Penjaja seks di rungkit bukan hanya perempuan, namun juga waria. Dari 16 waria yang di-screening ada 2 orang yang positif HIV.

Untuk bisa masuk di kalangan waria, Atik pun harus belajar bahasa prokem kalangan tersebut. Kini dia pun mengerti, kata tembong berarti anal. Istilah prokem lainnya, dia pun fasih.

“Kalau waria itu mau ke rumah susah juga karena suami saya tidak mengizinkan. Karena pakaian mereka itu lho, kan nanti anak-anak saya bisa melihat,” tutur dia.

Menurut Atik, tidak semua orang yang dianjurkan melakukan tes HIV/AIDS mau melakukannya. “Kalau ada yang merasa pernah memakai jarum suntik narkoba dan temannya kena HIV/AIDS, belum tentu yang lain mau periksa. Sebab dia merasa itu ibarat arisan kematian, jadi kematiannya hanya menunggu kocokan namanya keluar.

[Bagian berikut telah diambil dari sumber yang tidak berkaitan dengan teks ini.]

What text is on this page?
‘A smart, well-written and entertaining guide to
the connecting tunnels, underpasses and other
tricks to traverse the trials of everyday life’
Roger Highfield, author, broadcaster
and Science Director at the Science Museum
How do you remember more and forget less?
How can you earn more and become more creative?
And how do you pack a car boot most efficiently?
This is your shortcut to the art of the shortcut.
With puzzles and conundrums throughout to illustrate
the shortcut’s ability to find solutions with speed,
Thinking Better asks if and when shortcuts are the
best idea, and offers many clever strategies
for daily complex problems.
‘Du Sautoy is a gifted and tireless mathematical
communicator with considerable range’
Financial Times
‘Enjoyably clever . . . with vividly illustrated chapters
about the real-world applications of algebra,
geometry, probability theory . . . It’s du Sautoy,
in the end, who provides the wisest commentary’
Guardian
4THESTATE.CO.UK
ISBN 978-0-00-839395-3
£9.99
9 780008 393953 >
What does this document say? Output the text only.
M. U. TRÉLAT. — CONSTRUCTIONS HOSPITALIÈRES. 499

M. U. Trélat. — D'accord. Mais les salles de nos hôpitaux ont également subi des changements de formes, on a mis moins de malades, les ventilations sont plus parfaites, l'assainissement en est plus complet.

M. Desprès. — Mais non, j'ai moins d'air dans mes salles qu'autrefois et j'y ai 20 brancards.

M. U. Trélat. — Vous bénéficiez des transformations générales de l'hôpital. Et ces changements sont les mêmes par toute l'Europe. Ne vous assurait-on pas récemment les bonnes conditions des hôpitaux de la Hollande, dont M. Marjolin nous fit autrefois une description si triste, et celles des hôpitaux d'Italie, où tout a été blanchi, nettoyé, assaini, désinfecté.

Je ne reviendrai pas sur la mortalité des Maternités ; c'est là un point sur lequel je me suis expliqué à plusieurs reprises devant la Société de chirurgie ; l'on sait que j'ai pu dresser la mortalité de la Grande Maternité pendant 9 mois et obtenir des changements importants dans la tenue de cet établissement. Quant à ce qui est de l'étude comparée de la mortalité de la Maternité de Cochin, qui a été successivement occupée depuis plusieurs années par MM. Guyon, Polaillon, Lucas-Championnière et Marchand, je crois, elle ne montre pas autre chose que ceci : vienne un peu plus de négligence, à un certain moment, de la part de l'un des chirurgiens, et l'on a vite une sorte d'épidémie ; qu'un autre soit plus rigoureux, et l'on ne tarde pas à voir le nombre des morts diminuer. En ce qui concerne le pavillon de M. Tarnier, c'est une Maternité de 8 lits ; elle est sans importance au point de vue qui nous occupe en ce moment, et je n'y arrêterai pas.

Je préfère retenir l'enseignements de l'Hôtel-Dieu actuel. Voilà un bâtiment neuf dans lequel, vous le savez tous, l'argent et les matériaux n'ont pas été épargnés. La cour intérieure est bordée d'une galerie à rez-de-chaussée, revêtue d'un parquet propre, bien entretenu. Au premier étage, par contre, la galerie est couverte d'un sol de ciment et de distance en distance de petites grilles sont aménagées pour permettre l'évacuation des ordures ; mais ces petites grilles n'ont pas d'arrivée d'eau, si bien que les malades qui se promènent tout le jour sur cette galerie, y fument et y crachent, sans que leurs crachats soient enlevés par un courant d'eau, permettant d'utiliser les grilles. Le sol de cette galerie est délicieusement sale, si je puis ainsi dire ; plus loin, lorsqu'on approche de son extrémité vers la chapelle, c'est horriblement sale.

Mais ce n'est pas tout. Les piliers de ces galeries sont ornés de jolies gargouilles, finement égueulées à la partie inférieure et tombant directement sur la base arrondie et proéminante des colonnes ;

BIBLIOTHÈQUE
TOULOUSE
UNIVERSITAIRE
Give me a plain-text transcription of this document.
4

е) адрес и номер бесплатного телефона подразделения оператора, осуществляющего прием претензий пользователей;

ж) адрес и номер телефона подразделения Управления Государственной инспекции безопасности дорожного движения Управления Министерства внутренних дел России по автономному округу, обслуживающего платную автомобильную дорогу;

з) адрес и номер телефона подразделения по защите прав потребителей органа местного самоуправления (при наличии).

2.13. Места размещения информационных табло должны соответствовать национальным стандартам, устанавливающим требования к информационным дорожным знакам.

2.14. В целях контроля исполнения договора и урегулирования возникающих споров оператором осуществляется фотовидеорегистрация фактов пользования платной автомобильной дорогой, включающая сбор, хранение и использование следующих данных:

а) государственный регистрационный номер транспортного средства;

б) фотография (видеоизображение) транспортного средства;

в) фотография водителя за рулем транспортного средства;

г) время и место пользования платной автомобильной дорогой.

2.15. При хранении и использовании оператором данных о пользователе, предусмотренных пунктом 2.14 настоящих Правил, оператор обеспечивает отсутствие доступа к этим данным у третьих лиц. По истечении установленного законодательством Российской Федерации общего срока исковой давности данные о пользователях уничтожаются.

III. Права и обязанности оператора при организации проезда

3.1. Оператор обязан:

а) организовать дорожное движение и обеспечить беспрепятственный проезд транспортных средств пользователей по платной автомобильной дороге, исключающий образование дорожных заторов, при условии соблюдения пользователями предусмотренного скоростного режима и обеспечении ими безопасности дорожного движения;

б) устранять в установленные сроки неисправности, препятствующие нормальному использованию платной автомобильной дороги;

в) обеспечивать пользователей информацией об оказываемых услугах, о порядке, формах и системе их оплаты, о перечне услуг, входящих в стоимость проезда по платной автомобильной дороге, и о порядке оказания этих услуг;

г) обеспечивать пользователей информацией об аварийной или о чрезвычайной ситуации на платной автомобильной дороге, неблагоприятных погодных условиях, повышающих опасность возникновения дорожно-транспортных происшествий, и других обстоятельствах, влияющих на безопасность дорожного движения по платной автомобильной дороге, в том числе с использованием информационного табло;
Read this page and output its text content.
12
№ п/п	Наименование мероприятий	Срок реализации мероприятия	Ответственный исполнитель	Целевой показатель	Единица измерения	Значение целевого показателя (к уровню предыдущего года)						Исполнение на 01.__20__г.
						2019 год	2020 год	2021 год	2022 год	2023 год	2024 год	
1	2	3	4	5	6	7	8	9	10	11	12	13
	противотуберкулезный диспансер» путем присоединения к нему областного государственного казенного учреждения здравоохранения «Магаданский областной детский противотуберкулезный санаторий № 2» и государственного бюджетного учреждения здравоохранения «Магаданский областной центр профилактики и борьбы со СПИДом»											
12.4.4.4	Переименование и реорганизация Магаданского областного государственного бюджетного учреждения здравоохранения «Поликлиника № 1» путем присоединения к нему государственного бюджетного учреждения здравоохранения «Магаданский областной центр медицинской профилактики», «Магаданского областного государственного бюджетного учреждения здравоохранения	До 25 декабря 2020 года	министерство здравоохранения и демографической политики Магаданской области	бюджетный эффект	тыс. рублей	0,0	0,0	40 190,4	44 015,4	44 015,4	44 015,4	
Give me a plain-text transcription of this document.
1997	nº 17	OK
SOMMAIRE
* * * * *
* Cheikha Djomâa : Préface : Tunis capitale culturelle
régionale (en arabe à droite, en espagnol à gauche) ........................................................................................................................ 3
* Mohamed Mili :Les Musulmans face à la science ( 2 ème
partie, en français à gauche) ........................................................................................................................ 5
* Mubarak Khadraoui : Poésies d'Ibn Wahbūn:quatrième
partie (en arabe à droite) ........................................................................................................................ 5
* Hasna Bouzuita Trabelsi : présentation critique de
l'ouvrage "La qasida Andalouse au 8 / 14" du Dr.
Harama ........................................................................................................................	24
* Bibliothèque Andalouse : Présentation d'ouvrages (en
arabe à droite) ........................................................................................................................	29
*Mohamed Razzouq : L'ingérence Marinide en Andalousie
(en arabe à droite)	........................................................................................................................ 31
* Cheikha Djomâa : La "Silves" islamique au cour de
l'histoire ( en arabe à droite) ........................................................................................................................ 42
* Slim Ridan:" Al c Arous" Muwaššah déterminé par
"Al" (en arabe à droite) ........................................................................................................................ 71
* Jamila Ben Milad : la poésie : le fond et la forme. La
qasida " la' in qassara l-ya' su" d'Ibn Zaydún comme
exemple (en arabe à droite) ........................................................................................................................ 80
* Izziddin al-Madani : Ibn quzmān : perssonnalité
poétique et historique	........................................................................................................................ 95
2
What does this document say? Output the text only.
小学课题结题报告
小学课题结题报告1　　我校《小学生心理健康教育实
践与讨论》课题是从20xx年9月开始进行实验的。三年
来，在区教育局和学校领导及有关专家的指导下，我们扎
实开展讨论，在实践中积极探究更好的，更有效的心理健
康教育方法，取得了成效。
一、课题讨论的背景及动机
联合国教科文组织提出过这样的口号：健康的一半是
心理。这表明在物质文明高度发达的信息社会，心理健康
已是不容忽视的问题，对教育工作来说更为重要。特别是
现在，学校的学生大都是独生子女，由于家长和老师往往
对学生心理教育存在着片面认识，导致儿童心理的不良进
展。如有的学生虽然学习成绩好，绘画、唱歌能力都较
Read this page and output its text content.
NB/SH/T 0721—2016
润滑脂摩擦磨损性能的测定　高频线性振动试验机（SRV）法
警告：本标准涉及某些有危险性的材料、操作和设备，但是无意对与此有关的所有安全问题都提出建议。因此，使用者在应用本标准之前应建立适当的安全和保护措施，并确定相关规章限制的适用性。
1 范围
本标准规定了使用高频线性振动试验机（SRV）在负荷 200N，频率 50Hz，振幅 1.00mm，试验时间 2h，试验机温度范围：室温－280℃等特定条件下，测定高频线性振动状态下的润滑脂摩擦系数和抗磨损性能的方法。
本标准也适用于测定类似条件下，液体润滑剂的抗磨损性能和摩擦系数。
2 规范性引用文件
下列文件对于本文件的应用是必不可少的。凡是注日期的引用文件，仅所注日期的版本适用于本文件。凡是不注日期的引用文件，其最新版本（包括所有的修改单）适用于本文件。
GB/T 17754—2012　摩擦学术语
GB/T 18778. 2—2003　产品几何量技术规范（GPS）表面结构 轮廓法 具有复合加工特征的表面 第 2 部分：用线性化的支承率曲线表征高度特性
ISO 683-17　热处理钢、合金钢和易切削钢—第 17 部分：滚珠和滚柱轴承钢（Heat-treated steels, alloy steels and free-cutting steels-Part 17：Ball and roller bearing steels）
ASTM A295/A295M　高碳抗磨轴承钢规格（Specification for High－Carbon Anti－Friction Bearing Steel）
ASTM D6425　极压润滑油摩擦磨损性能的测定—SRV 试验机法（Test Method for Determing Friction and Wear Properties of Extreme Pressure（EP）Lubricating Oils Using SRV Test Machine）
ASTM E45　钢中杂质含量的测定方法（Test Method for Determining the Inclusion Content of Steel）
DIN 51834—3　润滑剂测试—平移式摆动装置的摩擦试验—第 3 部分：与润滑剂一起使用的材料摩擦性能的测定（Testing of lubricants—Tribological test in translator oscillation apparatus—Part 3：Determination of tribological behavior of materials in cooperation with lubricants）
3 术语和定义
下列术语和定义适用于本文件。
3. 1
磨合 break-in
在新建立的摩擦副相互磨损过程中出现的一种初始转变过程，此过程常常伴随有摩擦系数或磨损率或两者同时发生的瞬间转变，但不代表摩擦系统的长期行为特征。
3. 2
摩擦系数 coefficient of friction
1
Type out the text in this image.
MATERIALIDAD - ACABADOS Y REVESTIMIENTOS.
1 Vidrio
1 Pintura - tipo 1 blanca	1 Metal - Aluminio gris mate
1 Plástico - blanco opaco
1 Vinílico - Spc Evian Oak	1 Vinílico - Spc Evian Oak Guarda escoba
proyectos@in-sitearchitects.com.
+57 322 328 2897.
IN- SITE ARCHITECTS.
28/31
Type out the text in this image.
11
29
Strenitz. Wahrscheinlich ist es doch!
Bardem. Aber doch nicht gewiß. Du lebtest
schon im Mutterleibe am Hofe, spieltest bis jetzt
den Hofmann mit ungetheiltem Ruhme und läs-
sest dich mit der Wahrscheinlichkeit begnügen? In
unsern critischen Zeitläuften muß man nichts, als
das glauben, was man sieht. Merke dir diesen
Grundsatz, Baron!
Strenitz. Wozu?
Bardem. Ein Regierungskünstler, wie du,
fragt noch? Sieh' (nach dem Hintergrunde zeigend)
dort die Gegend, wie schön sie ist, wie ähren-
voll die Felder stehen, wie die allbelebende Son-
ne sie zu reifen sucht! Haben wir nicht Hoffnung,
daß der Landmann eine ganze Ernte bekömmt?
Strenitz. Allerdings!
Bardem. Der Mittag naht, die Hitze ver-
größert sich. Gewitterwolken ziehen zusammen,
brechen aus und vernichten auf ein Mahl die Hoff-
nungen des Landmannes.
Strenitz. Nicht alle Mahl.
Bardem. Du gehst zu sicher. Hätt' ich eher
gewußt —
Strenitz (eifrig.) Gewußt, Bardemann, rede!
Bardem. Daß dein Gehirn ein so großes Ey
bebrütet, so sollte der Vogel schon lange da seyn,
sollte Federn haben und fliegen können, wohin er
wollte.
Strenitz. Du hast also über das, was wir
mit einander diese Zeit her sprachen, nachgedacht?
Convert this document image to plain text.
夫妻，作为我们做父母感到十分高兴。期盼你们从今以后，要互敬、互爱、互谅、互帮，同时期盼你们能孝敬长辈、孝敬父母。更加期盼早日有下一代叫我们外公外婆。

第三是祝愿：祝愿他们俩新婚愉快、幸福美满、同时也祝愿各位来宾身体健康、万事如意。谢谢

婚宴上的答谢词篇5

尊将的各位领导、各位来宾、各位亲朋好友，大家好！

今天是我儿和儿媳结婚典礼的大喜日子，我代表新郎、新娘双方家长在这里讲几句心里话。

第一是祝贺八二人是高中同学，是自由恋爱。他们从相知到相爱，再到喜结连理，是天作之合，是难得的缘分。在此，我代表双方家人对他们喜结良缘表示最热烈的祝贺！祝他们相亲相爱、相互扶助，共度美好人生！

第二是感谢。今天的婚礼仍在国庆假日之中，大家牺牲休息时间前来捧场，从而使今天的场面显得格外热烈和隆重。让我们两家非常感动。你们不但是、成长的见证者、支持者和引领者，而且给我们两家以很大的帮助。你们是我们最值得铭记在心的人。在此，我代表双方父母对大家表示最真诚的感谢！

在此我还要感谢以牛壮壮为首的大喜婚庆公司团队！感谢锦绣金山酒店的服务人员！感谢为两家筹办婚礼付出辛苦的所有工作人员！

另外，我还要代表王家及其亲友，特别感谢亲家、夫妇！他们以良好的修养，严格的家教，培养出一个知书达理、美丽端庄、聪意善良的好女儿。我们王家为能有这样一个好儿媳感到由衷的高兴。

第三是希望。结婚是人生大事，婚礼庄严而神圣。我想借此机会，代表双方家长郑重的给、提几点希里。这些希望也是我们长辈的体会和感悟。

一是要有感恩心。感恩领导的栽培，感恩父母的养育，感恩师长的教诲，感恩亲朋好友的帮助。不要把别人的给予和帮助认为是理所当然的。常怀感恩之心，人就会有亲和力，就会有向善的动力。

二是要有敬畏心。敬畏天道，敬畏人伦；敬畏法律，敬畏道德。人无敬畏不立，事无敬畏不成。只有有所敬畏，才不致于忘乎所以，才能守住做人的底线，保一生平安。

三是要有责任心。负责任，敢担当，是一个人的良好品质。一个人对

Yang dilakukan Atik dan rekan-rekannya memang bukan pekerjaan gampang. Butuh ketekunan luar biasa dan mental baja. Meski hanya berbekal uang Rp 25 ribu per hari untuk ‘ngider’ menyebarluaskan informasi HIV/AIDS, hal itu bukan masalah besar. Toh sebelumnya mereka pernah berjalan dengan mengandalkan uang dari kantong sendiri.